Candles are the primary way market price action is visualized on Polyester. They aggregate executed trades over a fixed time interval, making it easier to understand market direction, volatility, and momentum at a glance.
They are derived entirely from completed trades, not orders or quotes.
Candles integrate directly with Polyester’s charting system, allowing users to zoom across timeframes, apply indicators, and analyze price action.
To learn more about advanced charting features, indicators, and drawing tools, see Trading Tools.
What a Candle Represents
Each candle summarizes all trades that occurred within a specific time window.

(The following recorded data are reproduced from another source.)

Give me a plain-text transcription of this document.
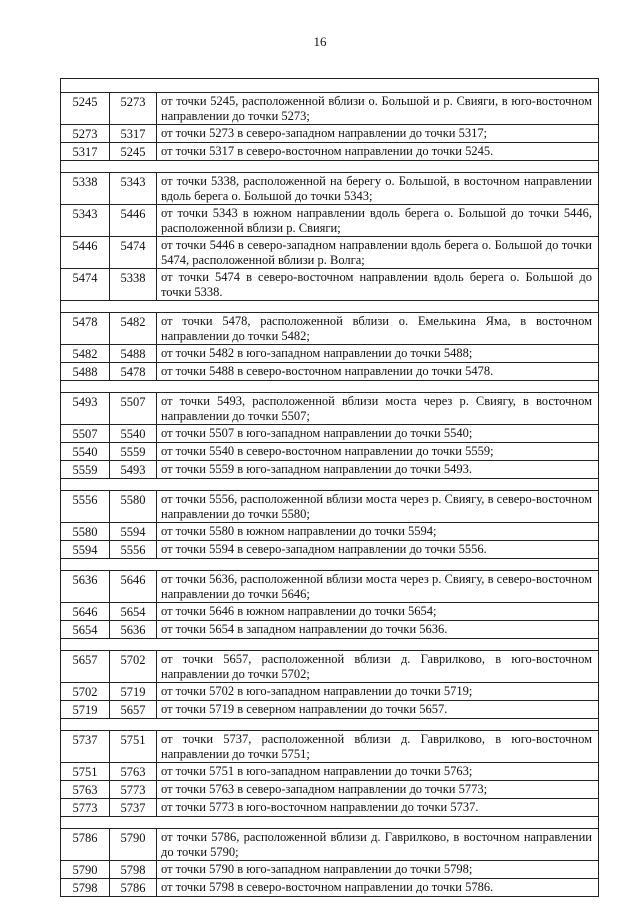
16
5245	5273	от точки 5245, расположенной вблизи о. Большой и р. Свияги, в юго-восточном направлении до точки 5273;
5273	5317	от точки 5273 в северо-западном направлении до точки 5317;
5317	5245	от точки 5317 в северо-восточном направлении до точки 5245.
5338	5343	от точки 5338, расположенной на берегу о. Большой, в восточном направлении вдоль берега о. Большой до точки 5343;
5343	5446	от точки 5343 в южном направлении вдоль берега о. Большой до точки 5446, расположенной вблизи р. Свияги;
5446	5474	от точки 5446 в северо-западном направлении вдоль берега о. Большой до точки 5474, расположенной вблизи р. Волга;
5474	5338	от точки 5474 в северо-восточном направлении вдоль берега о. Большой до точки 5338.
5478	5482	от точки 5478, расположенной вблизи о. Емелькина Яма, в восточном направлении до точки 5482;
5482	5488	от точки 5482 в юго-западном направлении до точки 5488;
5488	5478	от точки 5488 в северо-восточном направлении до точки 5478.
5493	5507	от точки 5493, расположенной вблизи моста через р. Свиягу, в восточном направлении до точки 5507;
5507	5540	от точки 5507 в юго-западном направлении до точки 5540;
5540	5559	от точки 5540 в северо-восточном направлении до точки 5559;
5559	5493	от точки 5559 в юго-западном направлении до точки 5493.
5556	5580	от точки 5556, расположенной вблизи моста через р. Свиягу, в северо-восточном направлении до точки 5580;
5580	5594	от точки 5580 в южном направлении до точки 5594;
5594	5556	от точки 5594 в северо-западном направлении до точки 5556.
5636	5646	от точки 5636, расположенной вблизи моста через р. Свиягу, в северо-восточном направлении до точки 5646;
5646	5654	от точки 5646 в южном направлении до точки 5654;
5654	5636	от точки 5654 в западном направлении до точки 5636.
5657	5702	от точки 5657, расположенной вблизи д. Гаврилково, в юго-восточном направлении до точки 5702;
5702	5719	от точки 5702 в юго-западном направлении до точки 5719;
5719	5657	от точки 5719 в северном направлении до точки 5657.
5737	5751	от точки 5737, расположенной вблизи д. Гаврилково, в юго-восточном направлении до точки 5751;
5751	5763	от точки 5751 в юго-западном направлении до точки 5763;
5763	5773	от точки 5763 в северо-западном направлении до точки 5773;
5773	5737	от точки 5773 в юго-восточном направлении до точки 5737.
5786	5790	от точки 5786, расположенной вблизи д. Гаврилково, в восточном направлении до точки 5790;
5790	5798	от точки 5790 в юго-западном направлении до точки 5798;
5798	5786	от точки 5798 в северо-восточном направлении до точки 5786.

For a given interval, a candle captures the OHLCV:
- Open: the price of the last trade from the previous interval
- High: the highest execution price
- Low: the lowest execution price
- Close: the price of the last trade of the current interval
- Volume: the total amount traded during that interval
Together, these values show how price moved and where trading activity concentrated during that period.
Timeframes
Candles are available across a wide range of timeframes, from very short intervals (as low as 1 second per candle) to longer intervals (such as 1 day and above).
Very short timeframes, like 1s or 5s candles, are typically used to observe immediate price reactions, order flow sensitivity, and short-lived momentum around events such as large trades, volatility spikes, or rapid shifts in liquidity. These views make it easier to see how price responds in real time as trades interact in the order book.
Mid-range timeframes, such as 1m, 5m, or 15m candles, aggregate this activity into more readable intervals. They help surface short-term structure, local trends, and consolidation ranges without the noise of every individual trade.
Longer timeframes, including hourly or daily candles, compress market activity further to emphasize broader price direction and longer-term market structure. These views smooth out short-term fluctuations and make sustained moves easier to identify.
All candle timeframes are generated from the same underlying trade data. The difference between them is purely how that data is grouped over time. This allows traders with different objectives and time horizons to analyze the market using a shared, consistent view of price history.
Real-Time and Historical Data
Candles update every ~100ms as new trades execute. When a candle’s interval is still active, its values adjust dynamically as trades continue to occur. Once the interval ends, the candle is finalized and becomes part of the permanent historical record.